Archive: Vision for Renewal

Our Theological Witness

By Mack B. Stokes

My father and mother, Dr. and Mrs. Marion B. Stokes, were missionaries in Korea for 35 years. Early in his ministry my father said, “With God’s help, I am going to make it my main business to save souls.” As a missionary, his primary passion was evangelistic preaching, teaching, earnest prayer, and bringing people together into local churches. To do this he first mastered the Korean language, in which he preached far more freely than in English.

During those 35 years, my father was instrumental in establishing almost 200 local churches. He started a city mission in the heart of Seoul, where people were invited to come off the streets to hear the gospel. Many were converted there, and those converts often became central figures in establishing local churches. But the strongest sources of church growth came from prayer, revival meetings, one-on-one encounters, and the consecrated efforts of Korean men and women who were imbued with the spirit of evangelism.

My three brothers and I entered the ministry of the Methodist Church largely because of this emphasis on vital Christianity and evangelism in our home. The greatest honor I ever received was when, as a high school boy, God called me to preach the gospel of salvation in Jesus Christ.

As a theological professor at Candler School of Theology for 31 years, and later as a bishop, I determined to do three things which I felt were essential to evangelism and world missions.

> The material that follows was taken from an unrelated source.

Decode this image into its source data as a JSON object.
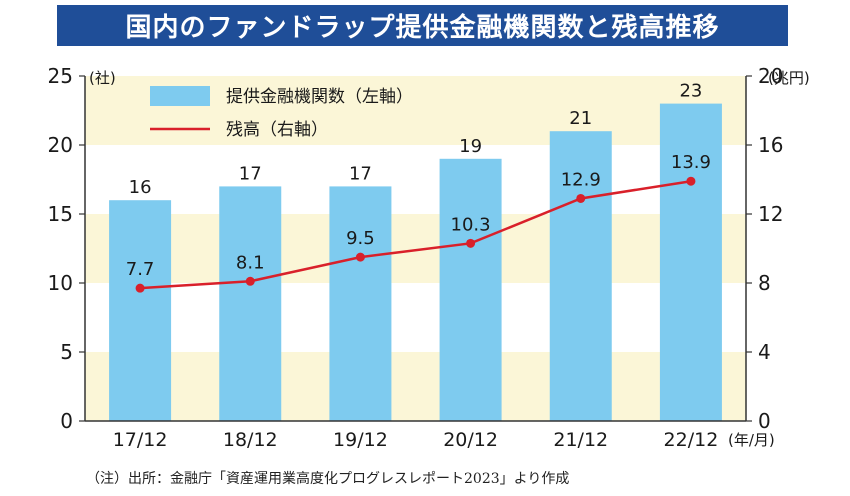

The first was to recover, in a secular age, the reality of the supernatural realm of God’s grace. This requires defending the faith on a highly intellectual level without neglecting the realities of prayer, grace, faith and love.

The second essential for evangelism was that of recovering the authority and finality of the Bible. I did not feel that this should drive me or my students into the pitfalls of obscurantism. Though I had plunged deeply into philosophical studies under the Boston personalists, Knudson and Brightman, and under Hocking and Whitehead at Harvard, I knew that our preaching had to be based on, informed by, and proclaimed under the authority of the Word of God. No human discoveries would do. No mere good advice or neat little stories would suffice.

The third essential for evangelism is the passion for souls. When I accepted the invitation to join the theological faculty at Candler, God spoke to me in an unmistakable inner voice, “Always see the students and the congregations they will be called to serve.” Without losing sight of the fact that systematic theology is an intellectual discipline of supreme importance and integrity, I wanted my students to see that a major outcome of Christian doctrine is to help us win people to Christ and to build them up in the fellowship of believers.

The passion for souls begins with intercessory prayer. It consists in seeing with Jesus the incalculable preciousness of every human being. Human rights and human dignity are basic. But also the passion for souls means seeing with Jesus that all people are sinners in need of prayer and of God’s redeeming grace in Christ. Once more, this passion for souls means, receiving, through the Holy Spirit, the burning desire to lead people to Christ so they might join other believers in serving, pleasing, and glorifying God forever.

Mack B. Stokes is a retired United Methodist bishop living in Atlanta, Georgia. He held several reaching and administrative positions at Candler School of Theology. He is the author of The Bible in The Wesleyan Heritage, Questions asked by United Methodists, The Holy Spirit In The Wesleyan Heritage, Major United Methodist Beliefs, and Talking With God: A Guide To Prayer.